First-Principles Calculations of Ionic Conduction in Olivine-Type Li_xFePO₄

Abstract

Super ionic conductors are required for all solid Li ion batteries. Conduction mechanism of Li_xFePO₄ has been revealed by first-principles calculations using plane-wave basis. Crystal structures were constructed using a unit cell and a 1 × 2 × 1 super cell. Transition of Li site occupation with the smallest energy fluctuation was searched through graph theory. Trajectories of Li ions and migration energies were obtained by Nudged Elastic Band Method. Results show the migrating atoms pass through faces of O polyhedra.
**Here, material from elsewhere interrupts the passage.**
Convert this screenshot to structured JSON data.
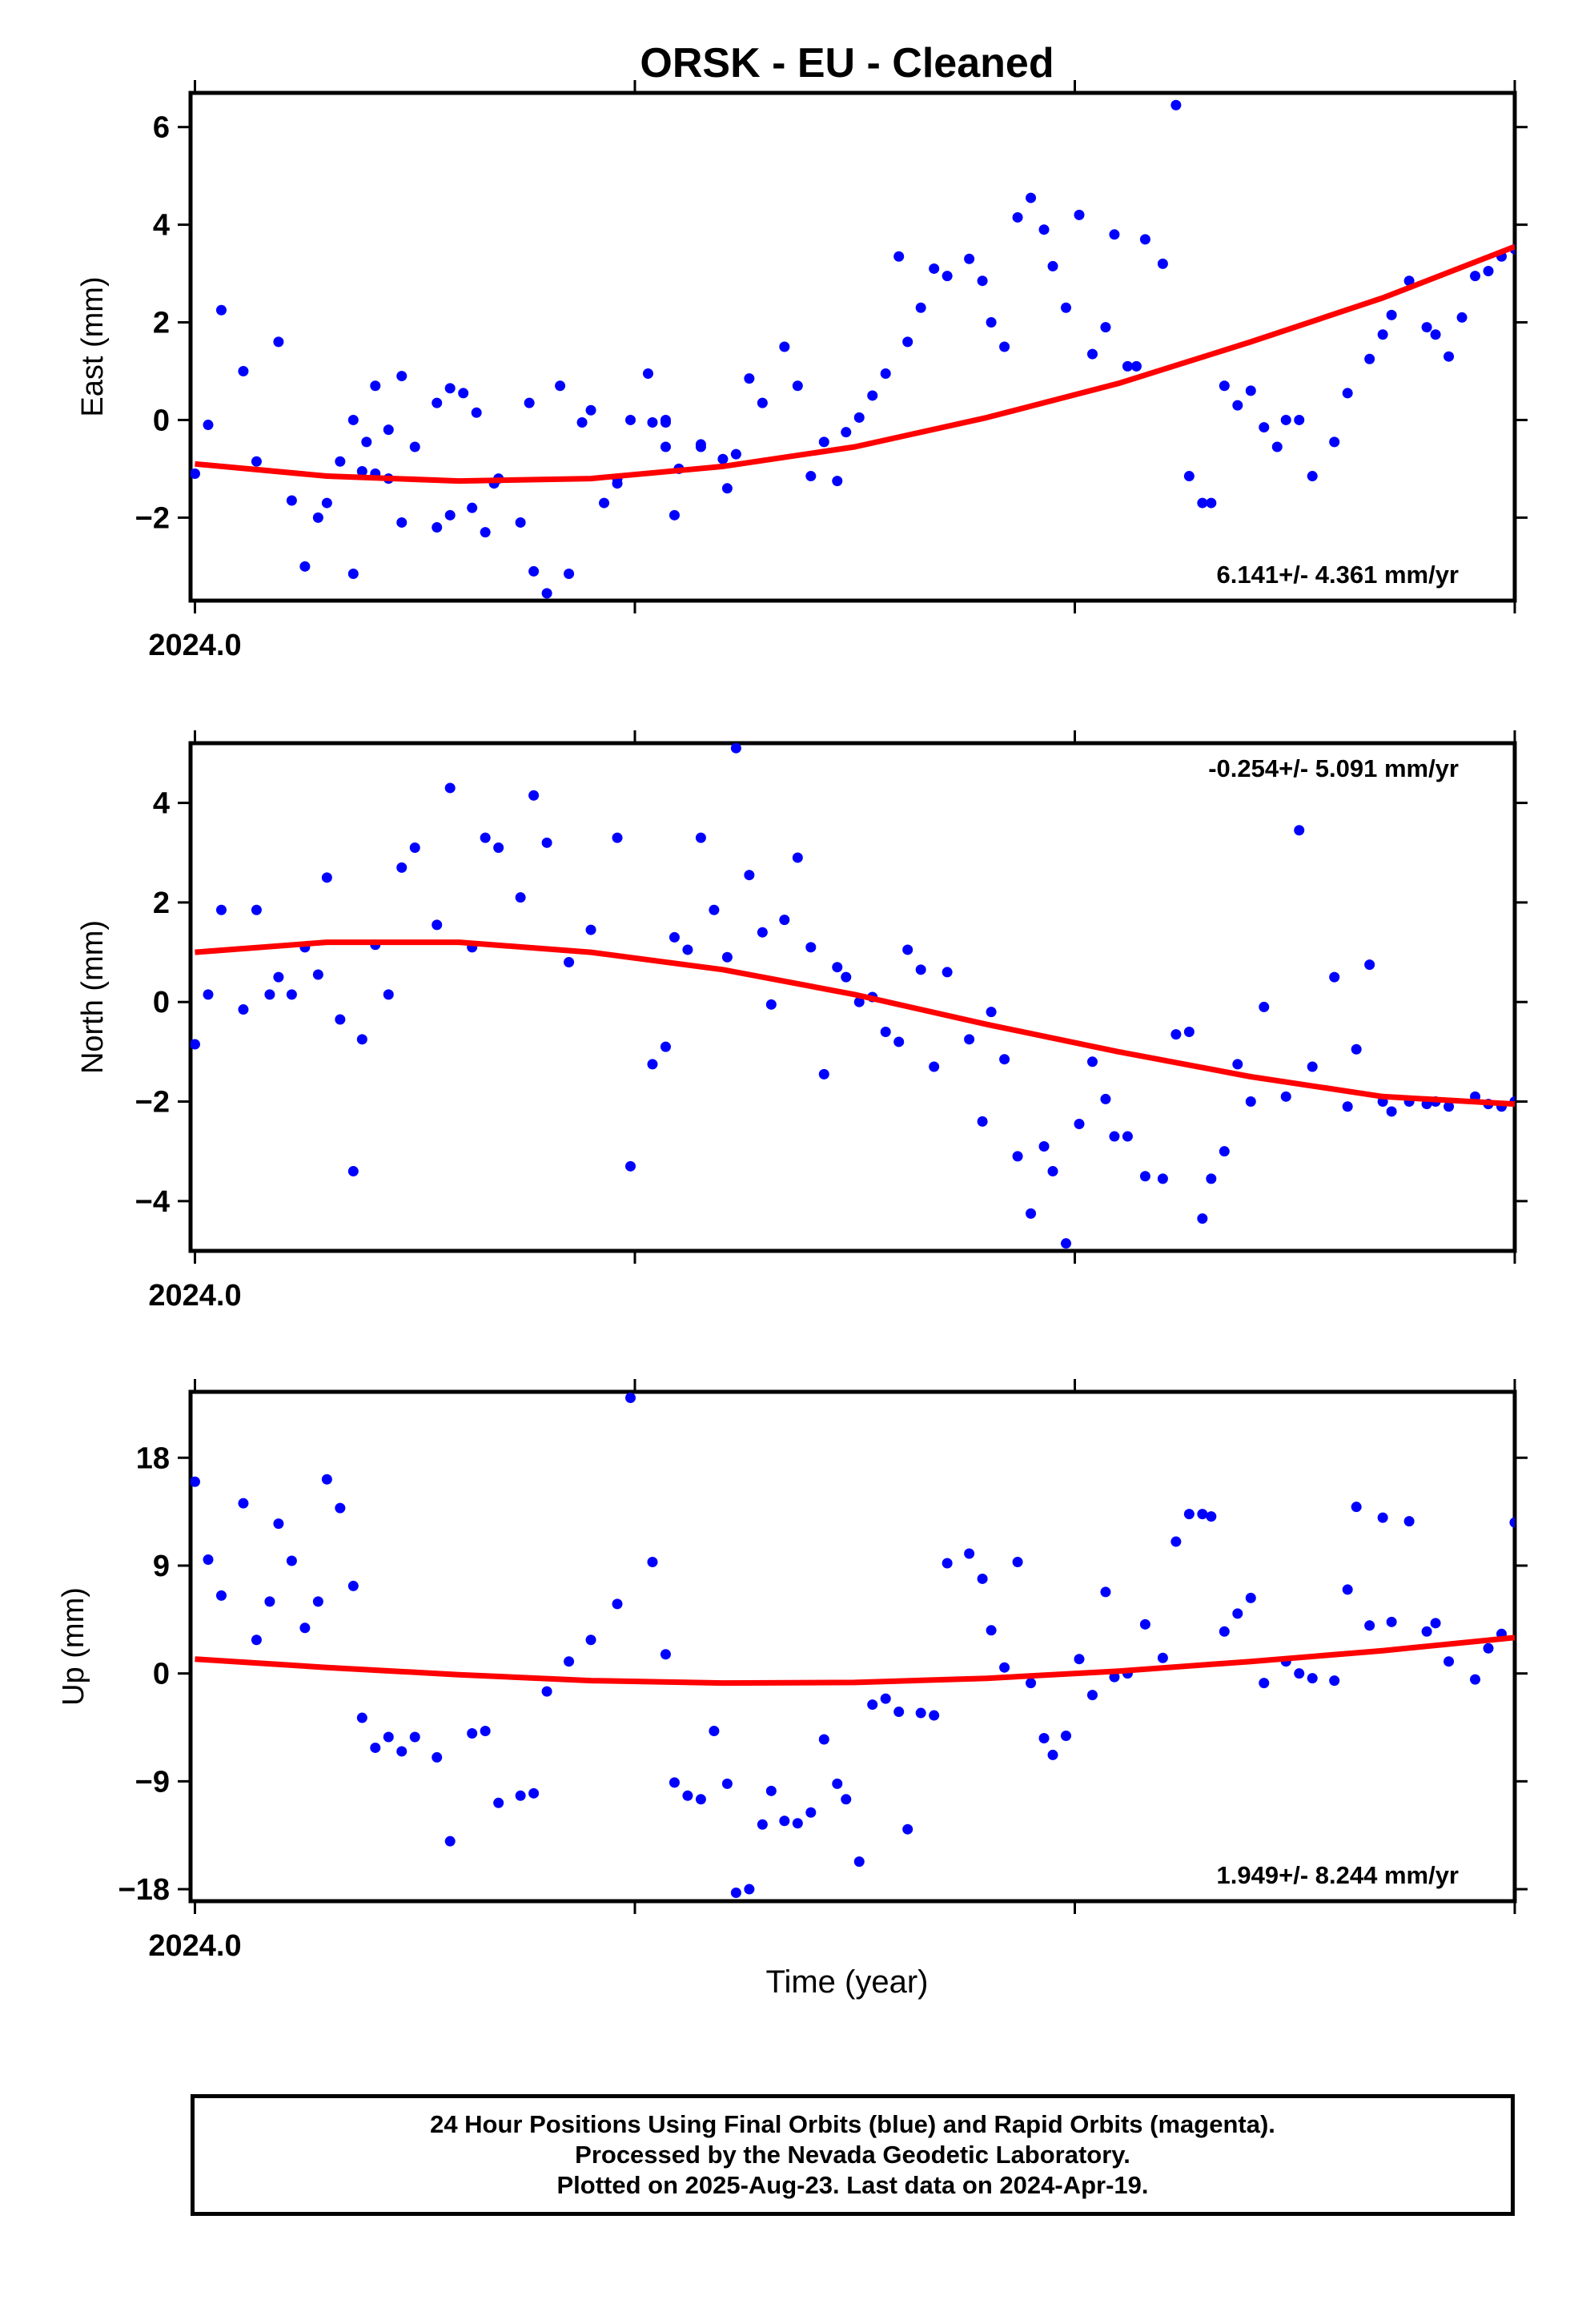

At dilute limit of Li, a single ion migrated and had very low migration energy of 0.14 eV. Increasing the carrier concentration resulted in pairing of Li atoms and raised the migration energy. At higher concentration region, cooperative ionic conduction mechanisms of two Li ions occurred. Low migration energies were obtained to be 0.20 and 0.22 eV for x = 0.25 and 0.5 of Li_xFePO₄, respectively. Considering the migration energy and carrier concentration, Li_xFePO₄ with the concentration region 0.25 ≤ x ≤ 0.5 should have high ionic conductivity. These mechanisms would be applied to develop new superionic conductors.